William Herschel discovered Enceladus in 1789, but little was known about it until the Voyager 1 and Voyager 2 spacecrafts passed nearby in the early 1980s. In 2005 NASA’s Cassini spacecraft started multiple close flybys of Enceladus, revealing its surface and environment in greater detail.

Enceladus orbits Saturn at an average distance of 237,948 km (147,854 miles), between the orbits of two other moons, Mimas (diameter 396 km, 246 miles) and Tethys (diameter 1,062 km, 660 miles), and within the densest part of Saturn’s E ring. Enceladus is tidally locked with Saturn, keeping the same face toward the planet. It also is locked in an orbital resonance with Dione, a larger moon (diameter 1,123 km, 698 miles), which orbits at an average distance of 377,396 km (234,503 miles). Enceladus orbits Saturn twice for every one Dione orbit, and Dione’s gravity stretches Enceladus’ orbit into an ellipse.

Parts of Enceladus show craters up to 35 km (22 miles) in diameter, while the south polar region is almost entirely free of impact craters. This area also has large ice boulders and regions carved by tectonic patterns.

In 2005 Cassini observed icy water particles and gas gushing from the moon’s surface at approximately 400 meters per second. The eruptions appear to be continuous, generating an enormous halo of fine ice dust around Enceladus. More than 100 jets have been identified. Some of the water vapor falls back to the surface as snow; the rest escapes and supplies most of the material making up Saturn’s E ring. It’s the snow that keeps Enceladus’ surface bright. From gravity measurements and the magnitude of the moon’s very slight wobble as it orbits Saturn, scientists have determined that the jets are supplied by a sub-surface ocean. Scientists believe the moon’s ice shell may be as thin as 1-5 km (0.6-3 miles) at the south pole.

During a flyby in 2005, Cassini’s composite infrared spectrometer found a warm region near the south pole. Temperatures in this region ranged from 85 to 90 kelvin (K) (-188 to -183 C), with small areas showing as high as 157 K (-116 C), much too warm to be explained by solar heating and indicating that parts of the south polar region are heated from the interior of Enceladus. An estimated heat flux of 200 mW/m2 is about 10 times higher than that might be explained by radioactive decay alone.
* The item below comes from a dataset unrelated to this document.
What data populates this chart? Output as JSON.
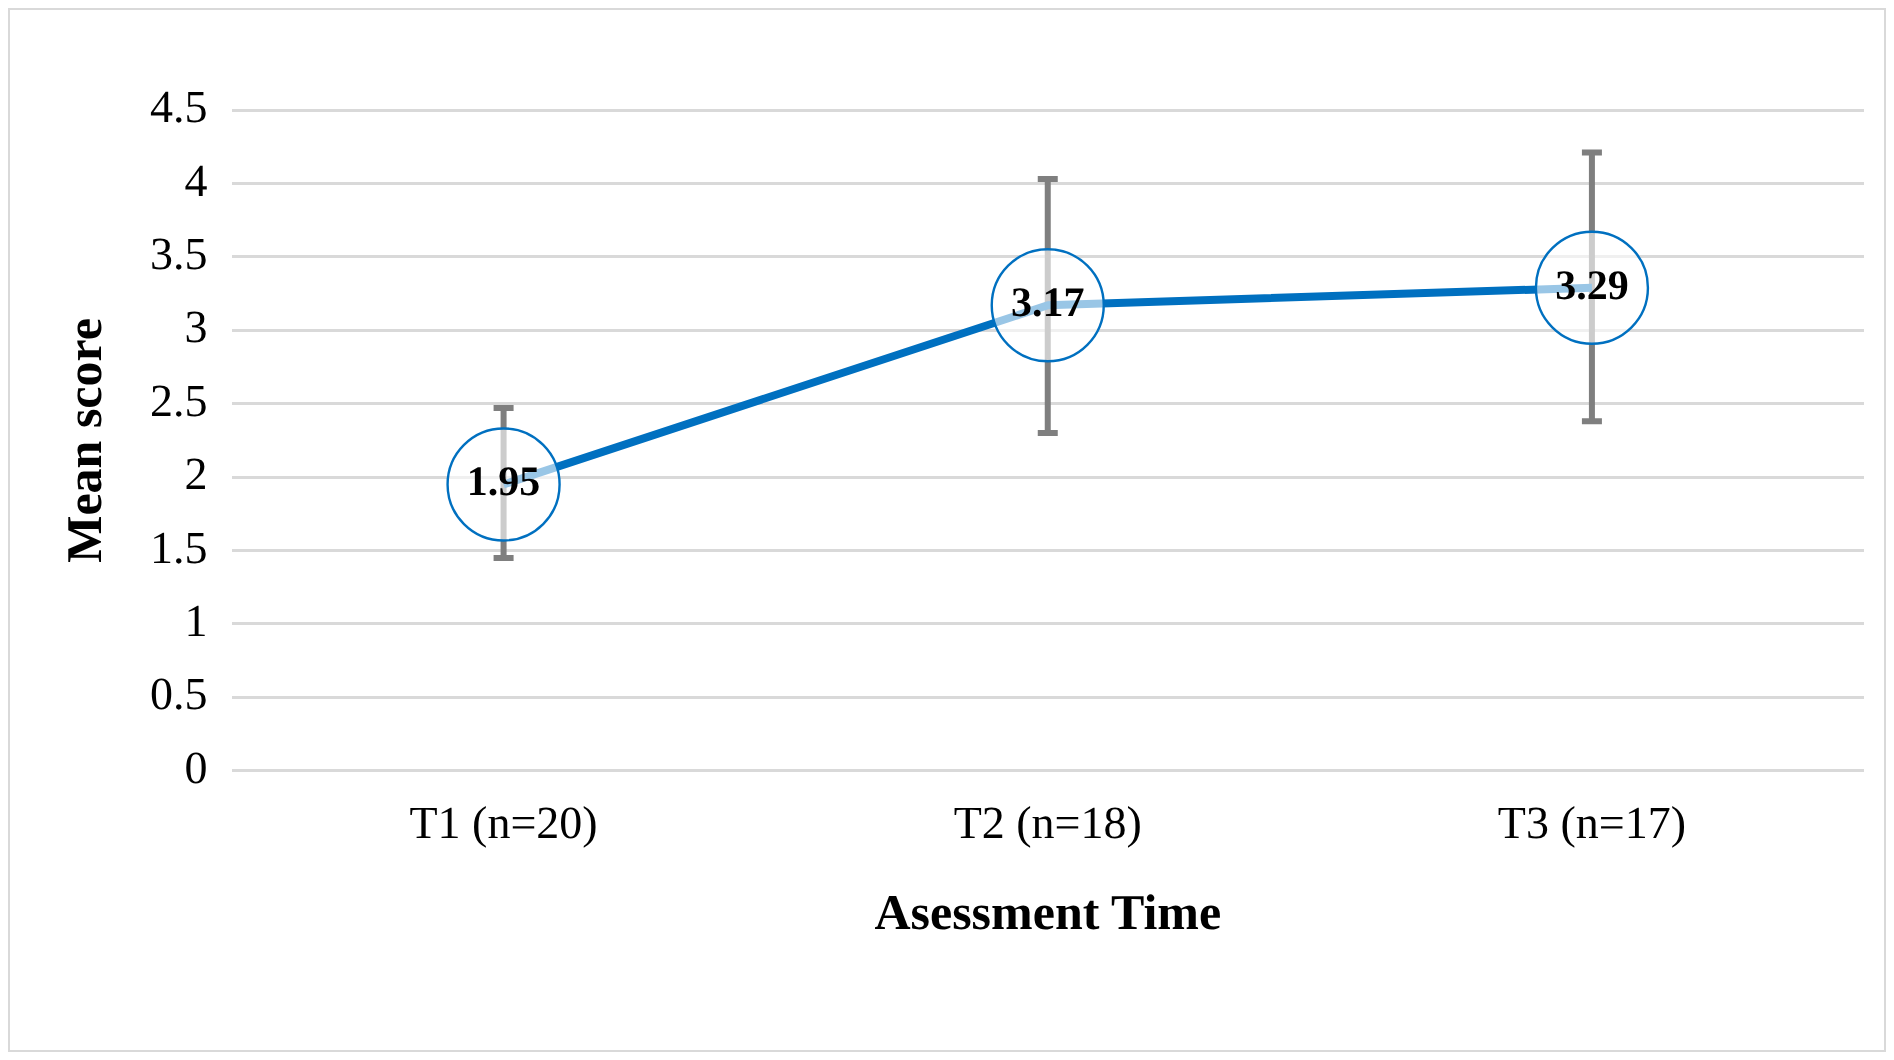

Like Jupiter’s moon Io, Enceladus’ elliptical orbit and gravitational forces from Saturn and Dione are thought to generate tidal heating. A computer simulation, published in November 2017, that used data from Cassini, suggests that frictional heat generated by sliding rock fragments within the permeable and fragmented core of Enceladus could keep its underground ocean warm for billions of years. It is thought that if Enceladus had a more eccentric orbit in the past, the enhanced tidal forces and a periodic enhancement in eccentricity could be sufficient to maintain a sub-surface ocean that periodically changes in size.

Since the ocean in Enceladus supplies the jets, and the jets produce Saturn’s E ring, studying material in the E ring provides clues to the nature of Enceladus’ ocean. The E ring is mostly made of ice droplets, but among them are peculiar nanograins of silica that only can be generated where liquid water and rock interact at temperatures above about 200 C. This, among other evidence, points to hydrothermal vents deep beneath Enceladus’ icy shell, not unlike the hydrothermal vents found on Earth’s ocean floor.

In June 2018, scientists reported the detection by Cassini of complex macromolecular organic compounds in Enceladus’ jet plumes. Traces of ammonia also have been found. With its sub-surface ocean of water, unique chemistry and internal heat, Enceladus has become a promising candidate in the search for places where life could exist.